19.3 Membership fees for new members shall be paid with a full yearly fee if the membership starts in the first half of the fiscal year and half a yearly fee if the membership starts in the second half of the fiscal year.
19.4 In the event of a budget overrun the Membership Assembly must decide if and how the expenditure should be cut or if the annual contributions should be raised.
19.5 ESC members may apply to the Management Board to reduce their annual fee for the coming year due to limited resources.
All extraordinary budget expenditures, e.g. research projects, must be put before the Membership Assembly who can determine the adoption of such projects and a possible rise in contributions.
Dissolution and Liquidation
23. If the Membership Assembly has decided on the dissolution of ESC, ESC shall be liquidated by the Board of Management or one or more liquidators appointed by the Membership Assembly. Any assets remaining after payment of ESC’s debts and liabilities shall be apportioned among the members according to the contribution scheme as laid down in Article 19.1 heretofore. However, it can also be decided to donate the funds to a similar organisation with similar objectives.

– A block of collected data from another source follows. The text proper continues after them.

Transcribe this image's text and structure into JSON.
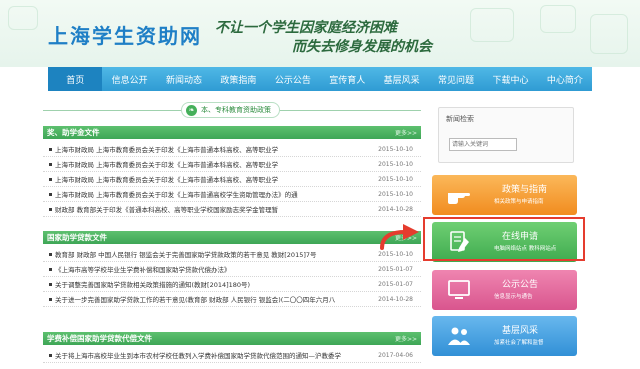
{
  "header": {
    "site_title": "上海学生资助网",
    "slogan_line1": "不让一个学生因家庭经济困难",
    "slogan_line2": "而失去修身发展的机会"
  },
  "nav": {
    "items": [
      "首页",
      "信息公开",
      "新闻动态",
      "政策指南",
      "公示公告",
      "宣传育人",
      "基层风采",
      "常见问题",
      "下载中心",
      "中心简介"
    ],
    "active": "首页"
  },
  "policy_tab": {
    "label": "本、专科教育资助政策"
  },
  "more_label": "更多>>",
  "sections": [
    {
      "title": "奖、助学金文件",
      "rows": [
        {
          "title": "上海市财政局 上海市教育委员会关于印发《上海市普通本科高校、高等职业学",
          "date": "2015-10-10"
        },
        {
          "title": "上海市财政局 上海市教育委员会关于印发《上海市普通本科高校、高等职业学",
          "date": "2015-10-10"
        },
        {
          "title": "上海市财政局 上海市教育委员会关于印发《上海市普通本科高校、高等职业学",
          "date": "2015-10-10"
        },
        {
          "title": "上海市财政局 上海市教育委员会关于印发《上海市普通高校学生资助管理办法》的通",
          "date": "2015-10-10"
        },
        {
          "title": "财政部 教育部关于印发《普通本科高校、高等职业学校国家励志奖学金管理暂",
          "date": "2014-10-28"
        }
      ]
    },
    {
      "title": "国家助学贷款文件",
      "rows": [
        {
          "title": "教育部 财政部 中国人民银行 银监会关于完善国家助学贷款政策的若干意见 教财[2015]7号",
          "date": "2015-10-10"
        },
        {
          "title": "《上海市高等学校毕业生学费补偿和国家助学贷款代偿办法》",
          "date": "2015-01-07"
        },
        {
          "title": "关于调整完善国家助学贷款相关政策措施的通知(教财[2014]180号)",
          "date": "2015-01-07"
        },
        {
          "title": "关于进一步完善国家助学贷款工作的若干意见(教育部 财政部 人民银行 银监会)(二〇〇四年六月八",
          "date": "2014-10-28"
        }
      ]
    },
    {
      "title": "学费补偿国家助学贷款代偿文件",
      "rows": [
        {
          "title": "关于将上海市高校毕业生到本市农村学校任教列入学费补偿国家助学贷款代偿范围的通知—沪教委学",
          "date": "2017-04-06"
        }
      ]
    }
  ],
  "sidebar": {
    "search_label": "新闻检索",
    "search_placeholder": "请输入关键词",
    "tiles": [
      {
        "title": "政策与指南",
        "sub": "相关政策与申请指南",
        "color": "#f39a2b",
        "icon": "hand-pointing-icon"
      },
      {
        "title": "在线申请",
        "sub": "电脑网络站点  教科网站点",
        "color": "#4db85a",
        "icon": "document-pen-icon"
      },
      {
        "title": "公示公告",
        "sub": "信息显示与通告",
        "color": "#df6a9a",
        "icon": "monitor-icon"
      },
      {
        "title": "基层风采",
        "sub": "加紧社会了解和监督",
        "color": "#3f9de0",
        "icon": "people-icon"
      }
    ]
  },
  "highlight": {
    "target": "在线申请",
    "color": "#e53c2e"
  }
}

Dissolution and Liquidation
- These Articles of Association are presented in the Dutch language according to the language of the country and the region of registry, but can also be presented in other languages. In the event of disputes as to their interpretation, however, the language of the region of registry shall prevail.
The English language shall be used for any official dealings or communication with the members.
As adopted at the Founding Meeting on May 4, 2023 and signed by the founding members listed above.
These articles of association have been prepared in accordance with the Companies and Associations Code, March 23, 2019.